Face Your World Face Your WorldDuration: 06.2002 – 08.2002
Location: inner city, Columbus, Ohio
Participants: 161
Visitors: people looking at the Bus Stops
Number of events: 2
Additional Presentations: Continued in second version in StedelijkLab Slotervaart
At Carlos Basualdo’s invitation, Van Heeswijk developed a project for the Wexner Center in cooperation with the Children of the Future program of the Greater Columbus Arts Council and COTA (Columbus Ohio Transport Authority). The project, called Face Your World (2002), offered children a collective learning environment, in which they could learn how to investigate, as well as adapt, their living environment. It allowed children to ‘engineer’ their surroundings, combining and re-using existing elements in order to devise new and innovative visions for their city.

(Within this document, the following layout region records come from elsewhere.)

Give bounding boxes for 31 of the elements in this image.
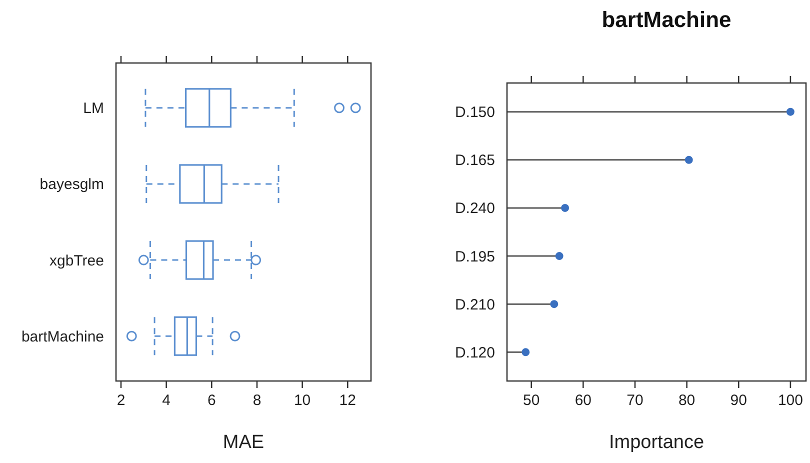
x-tick-label: 2 [116, 392, 126, 409]
x-tick-label: 6 [207, 392, 216, 409]
x-axis-title: Importance [608, 432, 704, 453]
x-tick-label: 10 [294, 392, 311, 409]
chart-title: bartMachine [602, 7, 732, 32]
x-tick-label: 4 [162, 392, 170, 409]
y-tick-label: bayesglm [40, 176, 104, 194]
point [561, 204, 570, 212]
y-tick-label: D.120 [454, 344, 495, 362]
x-tick-label: 60 [574, 392, 592, 409]
point [550, 300, 558, 308]
y-tick-label: D.210 [454, 296, 495, 314]
point [555, 252, 564, 260]
y-tick-label: D.165 [454, 152, 495, 170]
y-tick-label: LM [83, 100, 104, 118]
y-tick-label: bartMachine [21, 328, 104, 346]
x-tick-label: 50 [523, 392, 540, 409]
x-tick-label: 100 [778, 392, 803, 409]
x-tick-label: 90 [730, 392, 747, 409]
y-tick-label: D.195 [454, 248, 495, 266]
y-tick-label: D.150 [454, 104, 495, 122]
point [786, 108, 794, 116]
y-tick-label: D.240 [454, 200, 495, 218]
x-tick-label: 8 [252, 392, 262, 409]
y-tick-label: xgbTree [50, 252, 104, 270]
x-tick-label: 70 [626, 392, 644, 409]
point [522, 348, 530, 356]
x-tick-label: 80 [678, 392, 696, 409]
point [684, 156, 693, 164]
x-tick-label: 12 [339, 392, 356, 409]
x-axis-title: MAE [222, 432, 264, 453]
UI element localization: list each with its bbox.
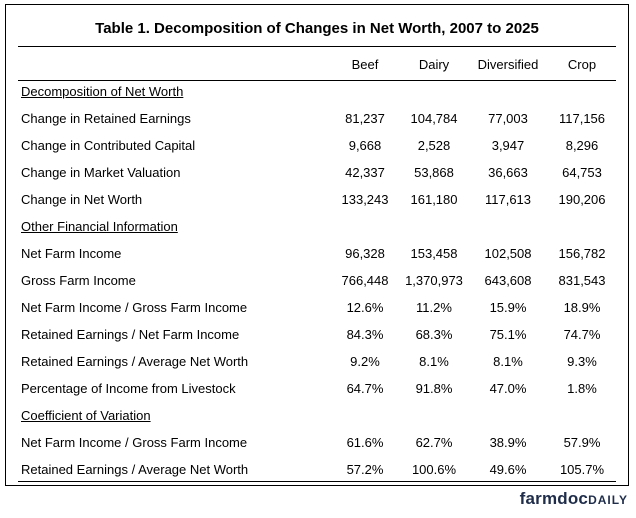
table-cell: 8.1%: [419, 354, 449, 369]
table-row: Retained Earnings / Average Net Worth 57.…: [6, 462, 628, 489]
table-row: Net Farm Income / Gross Farm Income 12.6%…: [6, 300, 628, 327]
row-label: Change in Net Worth: [21, 192, 143, 207]
section-label: Other Financial Information: [21, 219, 178, 234]
table-cell: 1.8%: [567, 381, 597, 396]
table-cell: 3,947: [491, 138, 525, 153]
table-cell: 9.2%: [350, 354, 380, 369]
table-cell: 117,156: [558, 111, 606, 126]
column-header-beef: Beef: [351, 57, 379, 72]
table-cell: 84.3%: [346, 327, 384, 342]
table-cell: 96,328: [345, 246, 385, 261]
row-label: Change in Contributed Capital: [21, 138, 196, 153]
table-cell: 68.3%: [415, 327, 453, 342]
table-row: Change in Contributed Capital 9,668 2,528 3…: [6, 138, 628, 165]
table-cell: 36,663: [488, 165, 528, 180]
logo-text-daily: DAILY: [588, 493, 628, 507]
table-cell: 47.0%: [489, 381, 527, 396]
table-row: Percentage of Income from Livestock 64.7%…: [6, 381, 628, 408]
table-cell: 161,180: [410, 192, 458, 207]
section-label: Coefficient of Variation: [21, 408, 151, 423]
table-cell: 1,370,973: [405, 273, 463, 288]
table-row: Retained Earnings / Average Net Worth 9.2…: [6, 354, 628, 381]
table-cell: 2,528: [417, 138, 451, 153]
table-cell: 64,753: [562, 165, 602, 180]
column-header-dairy: Dairy: [418, 57, 450, 72]
table-cell: 153,458: [410, 246, 458, 261]
row-label: Retained Earnings / Average Net Worth: [21, 462, 249, 477]
column-header-crop: Crop: [567, 57, 597, 72]
table-cell: 643,608: [484, 273, 532, 288]
table-cell: 156,782: [558, 246, 606, 261]
row-label: Retained Earnings / Average Net Worth: [21, 354, 249, 369]
logo-text-farmdoc: farmdoc: [519, 489, 589, 508]
table-cell: 190,206: [558, 192, 606, 207]
table-title: Table 1. Decomposition of Changes in Net…: [95, 20, 539, 37]
table-cell: 91.8%: [415, 381, 453, 396]
row-label: Percentage of Income from Livestock: [21, 381, 236, 396]
table-cell: 100.6%: [411, 462, 457, 477]
table-cell: 77,003: [488, 111, 528, 126]
table-cell: 102,508: [484, 246, 532, 261]
table-cell: 15.9%: [489, 300, 527, 315]
table-row: Retained Earnings / Net Farm Income 84.3%…: [6, 327, 628, 354]
table-row: Change in Market Valuation 42,337 53,868 36…: [6, 165, 628, 192]
table-cell: 61.6%: [346, 435, 384, 450]
row-label: Retained Earnings / Net Farm Income: [21, 327, 240, 342]
table-cell: 9,668: [348, 138, 382, 153]
row-label: Net Farm Income / Gross Farm Income: [21, 300, 248, 315]
table-row: Gross Farm Income 766,448 1,370,973 643,608…: [6, 273, 628, 300]
row-label: Net Farm Income / Gross Farm Income: [21, 435, 248, 450]
table-cell: 9.3%: [567, 354, 597, 369]
table-row: Change in Retained Earnings 81,237 104,784…: [6, 111, 628, 138]
table-cell: 12.6%: [346, 300, 384, 315]
table-frame: Table 1. Decomposition of Changes in Net…: [5, 4, 629, 486]
table-cell: 42,337: [345, 165, 385, 180]
table-cell: 62.7%: [415, 435, 453, 450]
title-divider: [18, 46, 616, 47]
table-row: Net Farm Income / Gross Farm Income 61.6%…: [6, 435, 628, 462]
table-cell: 53,868: [414, 165, 454, 180]
table-cell: 57.9%: [563, 435, 601, 450]
table-cell: 8,296: [565, 138, 599, 153]
bottom-divider: [18, 481, 616, 482]
table-row: Net Farm Income 96,328 153,458 102,508 156,7…: [6, 246, 628, 273]
table-cell: 11.2%: [416, 300, 452, 315]
farmdoc-daily-logo: farmdocDAILY: [520, 489, 628, 509]
table-cell: 49.6%: [489, 462, 527, 477]
table-cell: 133,243: [341, 192, 389, 207]
row-label: Net Farm Income: [21, 246, 122, 261]
column-header-diversified: Diversified: [477, 57, 539, 72]
table-cell: 117,613: [484, 192, 532, 207]
table-cell: 64.7%: [346, 381, 384, 396]
header-divider: [18, 80, 616, 81]
table-cell: 105.7%: [559, 462, 605, 477]
row-label: Gross Farm Income: [21, 273, 136, 288]
table-cell: 831,543: [558, 273, 606, 288]
table-cell: 57.2%: [346, 462, 384, 477]
table-cell: 81,237: [345, 111, 385, 126]
table-row: Change in Net Worth 133,243 161,180 117,613…: [6, 192, 628, 219]
section-header-row: Coefficient of Variation: [6, 408, 628, 435]
table-cell: 766,448: [341, 273, 389, 288]
table-cell: 74.7%: [563, 327, 601, 342]
section-label: Decomposition of Net Worth: [21, 84, 184, 99]
table-cell: 75.1%: [489, 327, 527, 342]
section-header-row: Decomposition of Net Worth: [6, 84, 628, 111]
table-cell: 8.1%: [493, 354, 523, 369]
row-label: Change in Retained Earnings: [21, 111, 191, 126]
table-cell: 104,784: [410, 111, 458, 126]
section-header-row: Other Financial Information: [6, 219, 628, 246]
table-cell: 18.9%: [563, 300, 601, 315]
row-label: Change in Market Valuation: [21, 165, 181, 180]
table-cell: 38.9%: [489, 435, 527, 450]
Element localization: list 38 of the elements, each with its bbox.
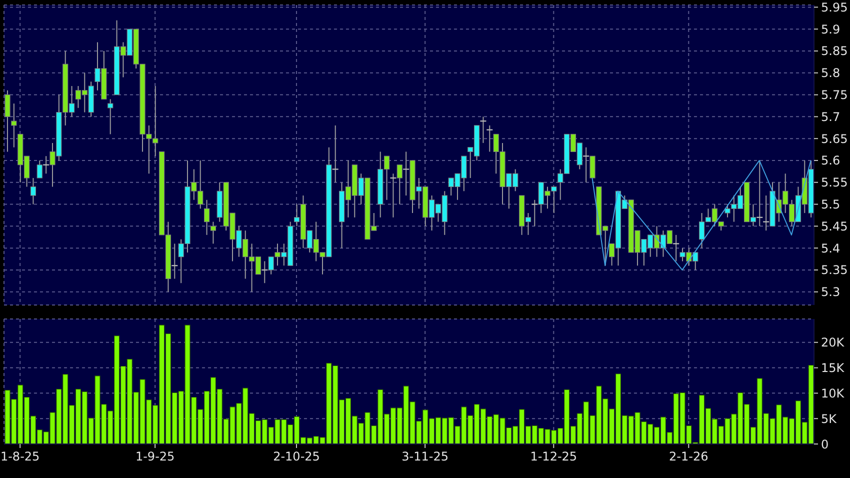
candlestick <box>396 164 402 205</box>
x-tick-label: 2-10-25 <box>273 450 320 464</box>
y-tick-label: 5.75 <box>821 88 848 102</box>
y-tick-label: 0 <box>821 437 829 452</box>
candlestick <box>486 124 494 152</box>
x-tick-label: 1-12-25 <box>530 450 578 464</box>
x-tick-label: 1-8-25 <box>0 450 40 464</box>
candlestick <box>11 103 17 148</box>
candlestick <box>531 199 538 227</box>
candlestick <box>108 98 114 135</box>
y-tick-label: 5.45 <box>821 219 848 234</box>
y-tick-label: 5.65 <box>821 132 848 146</box>
y-tick-label: 5K <box>821 412 838 426</box>
y-tick-label: 5.9 <box>821 22 840 36</box>
y-tick-label: 5.6 <box>821 154 840 168</box>
line-series <box>592 160 812 270</box>
candlestick <box>590 156 596 178</box>
x-tick-label: 1-9-25 <box>135 450 175 464</box>
y-tick-label: 5.4 <box>821 241 840 256</box>
candlestick <box>332 124 339 183</box>
candlestick <box>4 90 10 152</box>
candlestick <box>30 177 36 205</box>
y-tick-label: 15K <box>821 361 846 376</box>
y-tick-label: 5.3 <box>821 285 840 300</box>
x-tick-label: 3-11-25 <box>402 450 448 464</box>
y-tick-label: 5.35 <box>821 263 848 278</box>
y-tick-label: 5.5 <box>821 198 840 212</box>
y-tick-label: 5.85 <box>821 44 848 58</box>
y-tick-label: 20K <box>821 336 846 350</box>
candlestick <box>210 221 216 244</box>
y-tick-label: 5.95 <box>821 0 848 14</box>
y-tick-label: 5.55 <box>821 176 848 190</box>
y-tick-label: 5.8 <box>821 66 840 80</box>
candlestick <box>204 199 210 236</box>
x-tick-label: 2-1-26 <box>669 450 708 464</box>
y-tick-label: 10K <box>821 386 846 400</box>
candlestick <box>36 160 42 178</box>
y-tick-label: 5.7 <box>821 110 840 124</box>
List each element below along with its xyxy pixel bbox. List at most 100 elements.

For the project a city bus was turned into a fully equipped digital lab. Outfitted with computers and digital cameras, the bus gave participating children a chance to photograph and explore different downtown neighbourhoods. The children could upload the photographs they took on the road into the Interactor, a 3-D multi-user computer program environment, developed in association with Maaike Engelen, Marco Christis and V2_Lab, which allowed them to reconfigure their environment using images as material. When kids logged in with their name and passport number, they would find themselves in Columbus, Ohio (3-D navigation), as they knew it. The program would allow them to make selections from a library of images (a building, a tree or a car, for example), whatever they needed to change their environment. They could then place these objects in the world by choosing a flat object or a 3-D box. All objects can be moved, rotated, lifted, scaled, deformed and deleted. Objects can also be modified in the 2-D edit mode. On this 2-D drawing board the kids could cut, draw, paint, type, mirror and erase. Avatars with their own faces represent users, so the kids could see one another navigating around the world. The world is a shared place in which they all have to work together, but every child also has his or her own exclusive area, where no one else is allowed to build without asking for permission. The kids can then negotiate in a chat environment, which can also be used to simply send each other messages, making communication and cooperation a vital part of constructing a world. The children’s views of the city were accessible on the site and on ‘Bus Stop’, interactive kiosks constructed by Atelier van Lieshout at three community centres.